L’est de la République démocratique du Congo (RDC) traverse une période critique. La Communauté de développement de l’Afrique australe (SADC), par la voix de sa Troïka de l’Organe sur la politique, la défense et la coopération en matière de sécurité, a tiré la sonnette d’alarme ce lundi 22 juin 2026. Réunis en sommet extraordinaire virtuel, les dirigeants africains, représentés notamment par Enoch Kamzingeni Chihana, second vice-président du Malawi, ont pointé du doigt la dégradation alarmante de la situation sécuritaire dans cette région stratégique.

Lors de cette rencontre, la SADC a réaffirmé son engagement inébranlable en faveur de la paix, de la démocratie et de la stabilité. Les participants ont insisté sur la nécessité urgente de renforcer les mécanismes africains de prévention et de gestion des crises pour préserver la sécurité collective dans toute la région.

Une situation sécuritaire qui s’aggrave

Les représentants de la SADC ont exprimé leur préoccupation majeure face à la détérioration de la situation dans l’est de la RDC. Selon eux, cette instabilité persistante menace non seulement la paix intérieure du pays, mais aussi les efforts d’intégration et de coopération régionale. Les dirigeants ont rappelé que toutes les parties prenantes au conflit doivent impérativement respecter les engagements pris dans le cadre des accords de Doha et de Washington, notamment les clauses relatives au cessez-le-feu.
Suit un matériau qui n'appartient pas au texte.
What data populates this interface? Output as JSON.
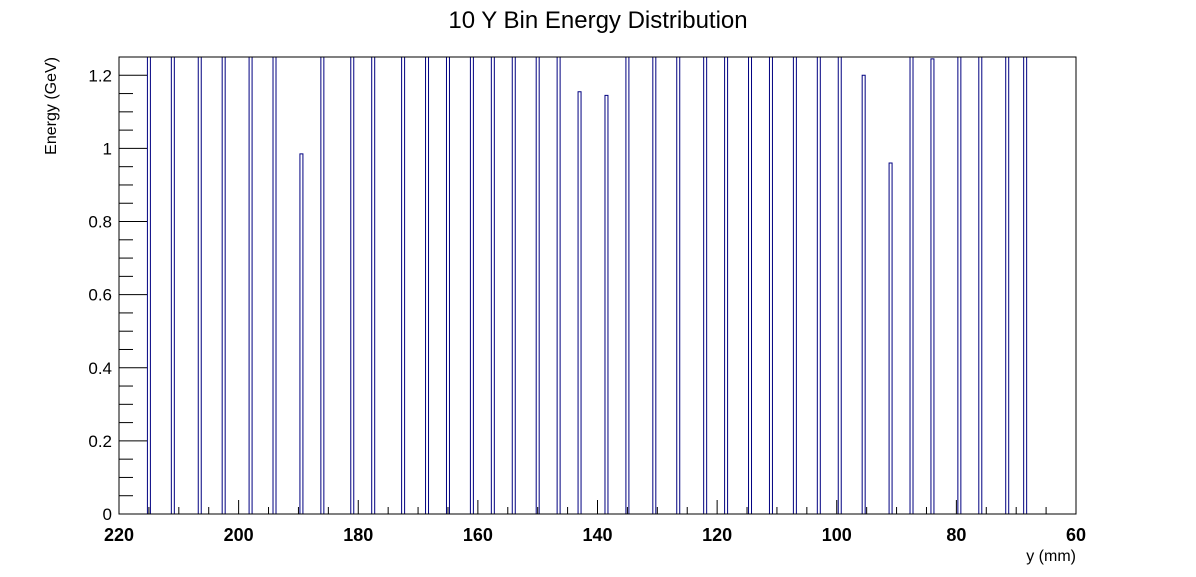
{
  "chart_data": {
    "type": "bar",
    "title": "10 Y Bin Energy Distribution",
    "xlabel": "y (mm)",
    "ylabel": "Energy (GeV)",
    "xlim": [
      220,
      60
    ],
    "ylim": [
      0,
      1.25
    ],
    "x_ticks": [
      "220",
      "200",
      "180",
      "160",
      "140",
      "120",
      "100",
      "80",
      "60"
    ],
    "y_ticks": [
      "0",
      "0.2",
      "0.4",
      "0.6",
      "0.8",
      "1",
      "1.2"
    ],
    "grid": false,
    "legend": "none",
    "bar_color": "#000080",
    "bin_width_mm": 0.5,
    "bins": [
      {
        "x": 215.0,
        "value": 1.25
      },
      {
        "x": 211.0,
        "value": 1.25
      },
      {
        "x": 206.5,
        "value": 1.25
      },
      {
        "x": 202.5,
        "value": 1.25
      },
      {
        "x": 198.0,
        "value": 1.25
      },
      {
        "x": 194.0,
        "value": 1.25
      },
      {
        "x": 189.5,
        "value": 0.985
      },
      {
        "x": 186.0,
        "value": 1.25
      },
      {
        "x": 181.0,
        "value": 1.25
      },
      {
        "x": 177.5,
        "value": 1.25
      },
      {
        "x": 172.5,
        "value": 1.25
      },
      {
        "x": 168.5,
        "value": 1.25
      },
      {
        "x": 165.0,
        "value": 1.25
      },
      {
        "x": 161.0,
        "value": 1.25
      },
      {
        "x": 157.5,
        "value": 1.25
      },
      {
        "x": 154.0,
        "value": 1.25
      },
      {
        "x": 150.0,
        "value": 1.25
      },
      {
        "x": 146.5,
        "value": 1.25
      },
      {
        "x": 143.0,
        "value": 1.155
      },
      {
        "x": 138.5,
        "value": 1.145
      },
      {
        "x": 135.0,
        "value": 1.25
      },
      {
        "x": 130.5,
        "value": 1.25
      },
      {
        "x": 126.5,
        "value": 1.25
      },
      {
        "x": 122.0,
        "value": 1.25
      },
      {
        "x": 118.5,
        "value": 1.25
      },
      {
        "x": 114.5,
        "value": 1.25
      },
      {
        "x": 111.0,
        "value": 1.25
      },
      {
        "x": 107.0,
        "value": 1.25
      },
      {
        "x": 103.0,
        "value": 1.25
      },
      {
        "x": 99.5,
        "value": 1.25
      },
      {
        "x": 95.5,
        "value": 1.2
      },
      {
        "x": 91.0,
        "value": 0.96
      },
      {
        "x": 87.5,
        "value": 1.25
      },
      {
        "x": 84.0,
        "value": 1.245
      },
      {
        "x": 79.5,
        "value": 1.25
      },
      {
        "x": 76.0,
        "value": 1.25
      },
      {
        "x": 71.5,
        "value": 1.25
      },
      {
        "x": 68.5,
        "value": 1.25
      }
    ]
  }
}
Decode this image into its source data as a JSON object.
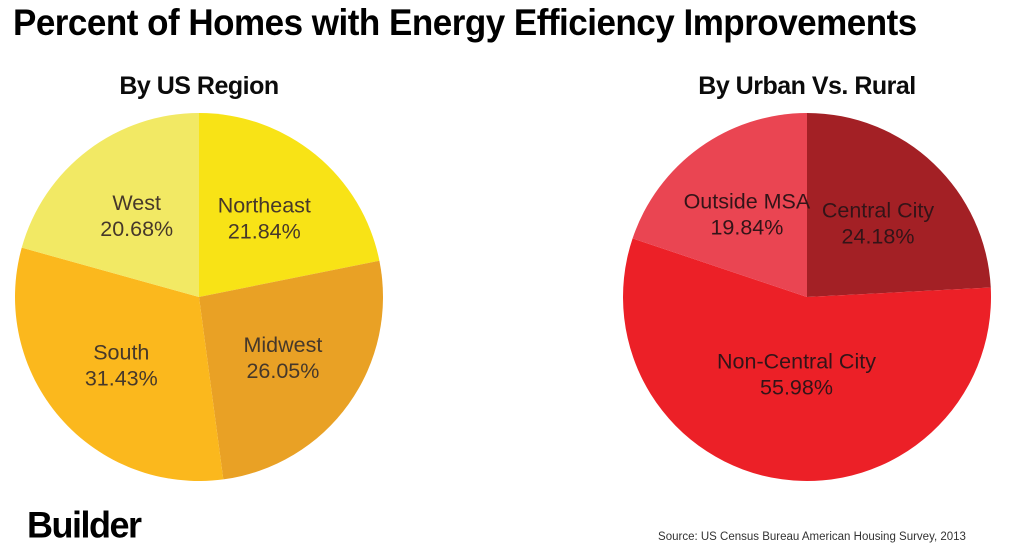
{
  "page": {
    "title": "Percent of Homes with Energy Efficiency Improvements",
    "logo_text": "Builder",
    "source_text": "Source: US Census Bureau American Housing Survey, 2013"
  },
  "chart_data": [
    {
      "type": "pie",
      "title": "By US Region",
      "start_angle_deg": 0,
      "direction": "clockwise",
      "label_color": "#46382a",
      "slices": [
        {
          "label": "Northeast",
          "value": 21.84,
          "display": "21.84%",
          "color": "#F8E316",
          "label_r": 0.56
        },
        {
          "label": "Midwest",
          "value": 26.05,
          "display": "26.05%",
          "color": "#E9A125",
          "label_r": 0.56
        },
        {
          "label": "South",
          "value": 31.43,
          "display": "31.43%",
          "color": "#FBB81D",
          "label_r": 0.56
        },
        {
          "label": "West",
          "value": 20.68,
          "display": "20.68%",
          "color": "#F2E964",
          "label_r": 0.56
        }
      ]
    },
    {
      "type": "pie",
      "title": "By Urban Vs. Rural",
      "start_angle_deg": 0,
      "direction": "clockwise",
      "label_color": "#331418",
      "slices": [
        {
          "label": "Central City",
          "value": 24.18,
          "display": "24.18%",
          "color": "#A32025",
          "label_r": 0.56
        },
        {
          "label": "Non-Central City",
          "value": 55.98,
          "display": "55.98%",
          "color": "#EC2027",
          "label_r": 0.42
        },
        {
          "label": "Outside MSA",
          "value": 19.84,
          "display": "19.84%",
          "color": "#EA4552",
          "label_r": 0.56
        }
      ]
    }
  ]
}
« La résurgence de l’épidémie d’Ebola dans l’est du pays, couplée à l’aggravation des violences, a renforcé la solidarité des pays membres de la SADC avec le peuple congolais », a souligné le communiqué final. Les participants ont également noté que l’instabilité actuelle met en péril non seulement la stabilité nationale, mais aussi les avancées réalisées en matière d’intégration régionale.

Des accords de paix sous haute tension

Les accords de Doha et de Washington, soutenus par l’Union africaine (UA), représentent des cadres essentiels pour instaurer une stabilité durable dans la région. Pourtant, leur mise en œuvre peine à se concrétiser sur le terrain. Les parties au conflit continuent d’interpréter ces textes selon leurs propres intérêts, ce qui rend leur application de plus en plus incertaine.

« Les processus de paix menés par l’Afrique, renforcés par les initiatives internationales, restent indispensables pour bâtir une paix pérenne », a déclaré un haut responsable de la SADC. La Troïka a exhorté toutes les parties à honorer leurs engagements et à œuvrer ensemble pour rétablir un climat de confiance mutuelle.

Des recommandations en vue du sommet de Durban

Pour donner une nouvelle impulsion à la résolution du conflit, la SADC a formulé plusieurs recommandations lors de cette réunion. Ces propositions seront soumises à l’examen des chefs d’État et de gouvernement de la communauté lors du 46ᵉ Sommet ordinaire de la SADC, prévu du 16 au 17 août 2026 à Durban, en Afrique du Sud.

Ce sommet marquera également le début de la présidence sud-africaine de la SADC pour une période d’un an. Il intervient dans un contexte où l’Afrique du Sud assure actuellement la présidence intérimaire de l’organisation, suite à la destitution du président malgache Andry Rajoelina en octobre 2025.

Cette rencontre de la SADC survient alors que les tentatives diplomatiques, comme les accords de Washington et le processus de Doha, peinent à produire des résultats tangibles. Malgré ces initiatives, les hostilités entre la rébellion et les forces gouvernementales se poursuivent, alimentant l’instabilité dans une région déjà fragilisée.